Week 1: Mary
I just finished the first week of the summer immersion program at Weill Cornell, where I've been shadowing Dr. Prince in the radiology department. As an MD-PhD, he works in research and patient care simultaneously, and it is striking how directly he's managed to connect the two. The problems he encounters with patients become research questions, and the tools his lab builds in response find their way back into his clinical practice.
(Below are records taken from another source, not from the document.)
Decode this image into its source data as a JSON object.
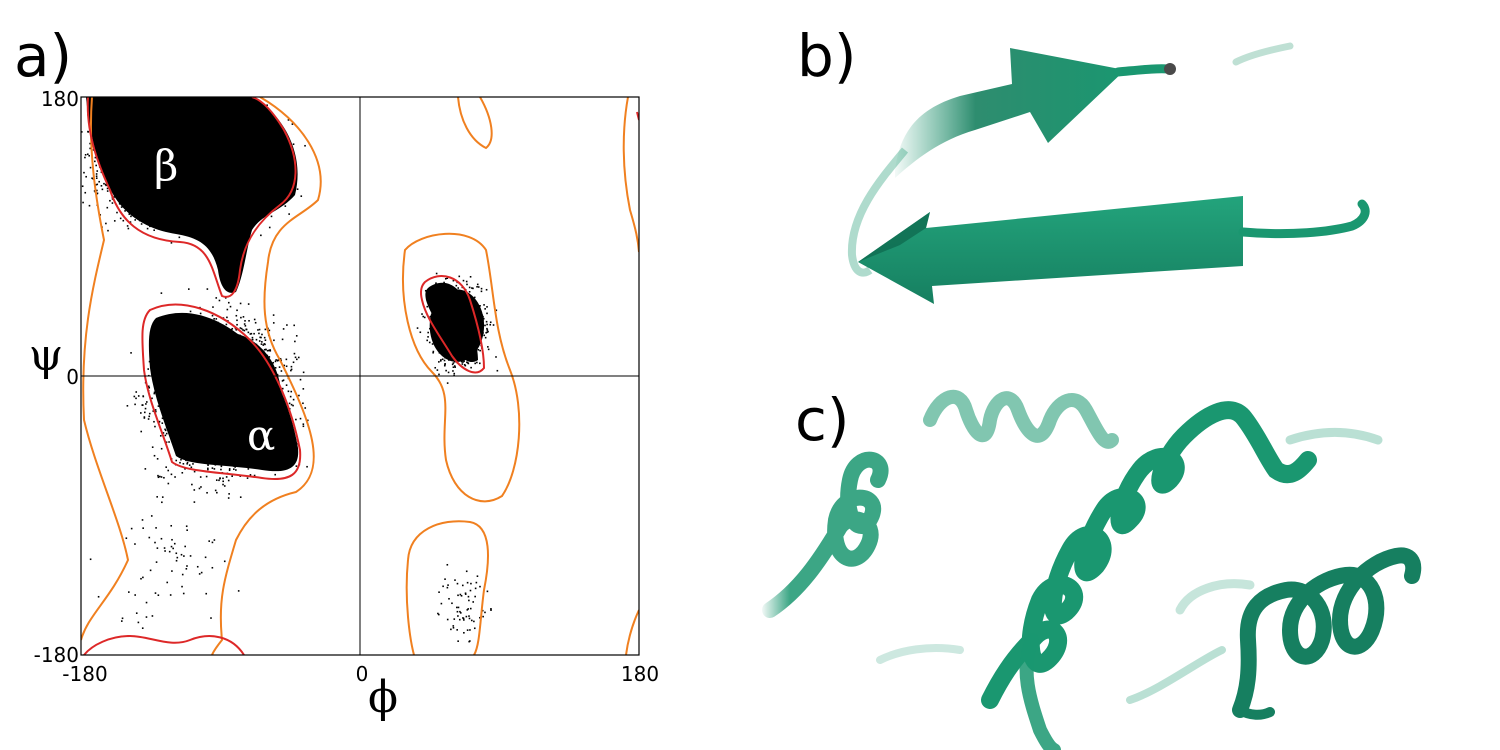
{
  "panels": {
    "a": "a)",
    "b": "b)",
    "c": "c)"
  },
  "ramachandran": {
    "xlabel": "ϕ",
    "ylabel": "ψ",
    "x_ticks": [
      "-180",
      "0",
      "180"
    ],
    "y_ticks": [
      "180",
      "0",
      "-180"
    ],
    "xlim": [
      -180,
      180
    ],
    "ylim": [
      -180,
      180
    ],
    "regions": {
      "beta": "β",
      "alpha": "α"
    },
    "colors": {
      "favored_contour": "#dd2828",
      "allowed_contour": "#f08020",
      "points": "#000000"
    }
  },
  "structures": {
    "sheet_color": "#1a9770",
    "helix_color": "#1a9770"
  },
  "chart_data": {
    "type": "scatter",
    "xlabel": "ϕ",
    "ylabel": "ψ",
    "xlim": [
      -180,
      180
    ],
    "ylim": [
      -180,
      180
    ],
    "x_ticks": [
      -180,
      0,
      180
    ],
    "y_ticks": [
      -180,
      0,
      180
    ],
    "grid": "lines at phi=0 and psi=0",
    "annotations": [
      {
        "text": "β",
        "x": -125,
        "y": 135
      },
      {
        "text": "α",
        "x": -63,
        "y": -42
      }
    ],
    "clusters": [
      {
        "region": "beta",
        "phi_range": [
          -180,
          -45
        ],
        "psi_range": [
          95,
          180
        ],
        "density": "very high"
      },
      {
        "region": "alpha",
        "phi_range": [
          -140,
          -40
        ],
        "psi_range": [
          -70,
          45
        ],
        "density": "very high"
      },
      {
        "region": "left-handed helix",
        "phi_range": [
          40,
          85
        ],
        "psi_range": [
          0,
          65
        ],
        "density": "high"
      },
      {
        "region": "bridge/sparse",
        "phi_range": [
          -170,
          -70
        ],
        "psi_range": [
          -180,
          -70
        ],
        "density": "low"
      },
      {
        "region": "sparse positive phi",
        "phi_range": [
          45,
          85
        ],
        "psi_range": [
          -180,
          -110
        ],
        "density": "low"
      }
    ]
  }
}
Polycystic kidney disease (PKD) is a good example of how that plays out. Although Dr. Prince's background is in whole-body MRI/radiology, his clinical work with PKD patients drew his attention to a significant problem with how kidney size is measured in these patients. For context, as PKD progresses, the kidneys steadily enlarge as cysts develop, so their total volume essentially reflects how far the disease has advanced. Then, the quick clinical shortcut is to approximate each kidney as an ellipsoid. This practice is fine for a normal, smooth kidney, but in PKD, the kidneys swell into lumpy, irregular shapes covered in cysts, and that approximation breaks down. The most accurate approach is to trace the kidney's outline by hand, slice by slice across multiple cross-sectional views, and add them up; however, this method is rarely used in routine practice because it is very time-consuming.
Overall, this week was very informative. I came into this week half-believing AI was about to replace radiologists, but watching how much still depends on human judgment moved me firmly away from that. What I saw looked more like a partnership than a replacement, and seeing it firsthand was incredibly valuable.